Coffee crimps Smucker's quarter
Shares of J.M. Smucker fell 9.5% after the company's first-quarter report revealed lower demand for Folgers coffee. Revenue fell by 4%, and increases in marketing and higher commodity costs caused net income to plummeted 23% compared to the year-ago period. Due to these disappointing results, J.M. Smucker reduced its full-year earnings forecast, which now falls below analysts' expectations.
CEO Mark Smucker believes the company has the situation under control, stating, "[W]e have taken actions to improve our competitive positioning for Folgers. As a result, volume trends are improving. ... We are also pleased with the progress on our cost management programs." Investors seemed unconvinced.
Hormel isn't bringing home the bacon
Hormel Foods stock dropped 5.4% after the company reported financial results that disappointed investors. The food purveyor, known for its Spam and Skippy brands, saw revenue fall 4% and earnings per share shrink 6%. Lower demand for Jennie-O Turkey and Muscle Milk contributed the shortfall, which was partially offset by increased demand for bacon, pepperoni, and Wholly Guacamole. Also hitting results was the divestiture of the Farmer John brand, which was sold late last year. Hormel expects that its earnings will continue to suffer from higher input costs for pork and beef.

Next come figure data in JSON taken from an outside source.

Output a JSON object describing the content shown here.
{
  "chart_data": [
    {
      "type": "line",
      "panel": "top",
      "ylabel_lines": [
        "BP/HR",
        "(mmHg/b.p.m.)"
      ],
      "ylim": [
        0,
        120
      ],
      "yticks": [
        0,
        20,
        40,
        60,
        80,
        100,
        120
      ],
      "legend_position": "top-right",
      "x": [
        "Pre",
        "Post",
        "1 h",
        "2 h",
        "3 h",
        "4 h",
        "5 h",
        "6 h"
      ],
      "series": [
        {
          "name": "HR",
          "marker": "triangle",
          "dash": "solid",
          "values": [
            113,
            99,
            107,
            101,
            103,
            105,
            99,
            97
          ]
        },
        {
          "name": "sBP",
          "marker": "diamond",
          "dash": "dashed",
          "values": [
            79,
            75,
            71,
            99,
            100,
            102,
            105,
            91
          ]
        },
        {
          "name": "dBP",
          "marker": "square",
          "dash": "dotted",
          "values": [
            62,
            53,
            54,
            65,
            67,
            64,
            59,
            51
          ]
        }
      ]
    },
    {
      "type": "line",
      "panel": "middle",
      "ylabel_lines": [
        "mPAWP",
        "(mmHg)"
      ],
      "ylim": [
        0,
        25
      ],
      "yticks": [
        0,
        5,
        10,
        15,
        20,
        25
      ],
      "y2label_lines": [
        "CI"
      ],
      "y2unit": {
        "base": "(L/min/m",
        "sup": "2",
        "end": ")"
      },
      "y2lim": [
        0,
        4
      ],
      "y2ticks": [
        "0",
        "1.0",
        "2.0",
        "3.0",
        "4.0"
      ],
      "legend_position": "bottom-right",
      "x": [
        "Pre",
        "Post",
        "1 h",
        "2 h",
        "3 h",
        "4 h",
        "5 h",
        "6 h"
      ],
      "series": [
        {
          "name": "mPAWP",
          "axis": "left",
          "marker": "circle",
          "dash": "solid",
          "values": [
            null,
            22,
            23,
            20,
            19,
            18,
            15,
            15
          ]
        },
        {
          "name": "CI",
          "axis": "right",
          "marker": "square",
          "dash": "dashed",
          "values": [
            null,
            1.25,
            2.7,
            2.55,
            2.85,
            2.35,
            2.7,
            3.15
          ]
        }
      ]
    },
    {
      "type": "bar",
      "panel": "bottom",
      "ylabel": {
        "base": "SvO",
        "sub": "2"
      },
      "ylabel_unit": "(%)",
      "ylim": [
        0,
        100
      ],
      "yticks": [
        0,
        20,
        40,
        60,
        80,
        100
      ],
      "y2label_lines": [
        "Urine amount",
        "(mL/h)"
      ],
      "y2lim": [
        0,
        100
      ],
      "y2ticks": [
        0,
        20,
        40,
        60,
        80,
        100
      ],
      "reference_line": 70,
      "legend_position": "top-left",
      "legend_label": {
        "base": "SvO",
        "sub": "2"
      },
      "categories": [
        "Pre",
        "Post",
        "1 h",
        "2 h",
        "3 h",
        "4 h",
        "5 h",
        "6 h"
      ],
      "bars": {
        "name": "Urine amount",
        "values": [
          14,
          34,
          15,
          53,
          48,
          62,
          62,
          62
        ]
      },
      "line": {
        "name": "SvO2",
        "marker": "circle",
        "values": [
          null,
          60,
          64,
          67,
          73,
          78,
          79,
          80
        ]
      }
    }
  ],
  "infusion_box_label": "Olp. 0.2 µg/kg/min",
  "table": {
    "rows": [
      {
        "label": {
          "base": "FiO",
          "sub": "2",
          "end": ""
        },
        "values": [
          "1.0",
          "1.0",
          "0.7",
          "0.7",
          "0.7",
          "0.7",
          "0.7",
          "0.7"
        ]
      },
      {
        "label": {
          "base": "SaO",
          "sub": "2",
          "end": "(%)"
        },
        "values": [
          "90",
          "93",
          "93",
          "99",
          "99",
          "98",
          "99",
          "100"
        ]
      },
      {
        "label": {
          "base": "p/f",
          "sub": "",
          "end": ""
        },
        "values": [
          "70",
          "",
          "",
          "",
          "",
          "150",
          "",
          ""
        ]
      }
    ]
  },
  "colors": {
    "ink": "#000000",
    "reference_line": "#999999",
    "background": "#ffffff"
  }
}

The company stated that it paid its 356th consecutive quarterly dividend payment, which amounts to $0.68 annually. Hormel also announced that it has acquired Cidade do Sol, the Brazilian company popular for its Ceratti brand of premium lunch meats, which gives the company a stake in the growing Latin American market. Nevertheless, shareholders seemed concerned that progress was slow in coming.
Toro shares get trimmed
Finally, Toro stock plunged 8.7% despite record financial results. The lawn care equipment company reported third-quarter sales in its professional segment jumped 9.5%, while residential sales fell 9.3%, resulting in an overall increase of 4.5% compared to the year-ago quarter. Toro was also able to leverage its expenses across higher sales, resulting in improved margins and earnings that increased 22%. CEO Richard Olson was encouraged, saying, "We are pleased to deliver strong results for the quarter driven by positive momentum in our professional segment. Innovative new offerings across our professional portfolio fueled the growth."
Investors seemed to focus on the recent run-up in shares, which have gained 29% in the last year. Even given Toro's record results, the stock may have simply gotten ahead of itself.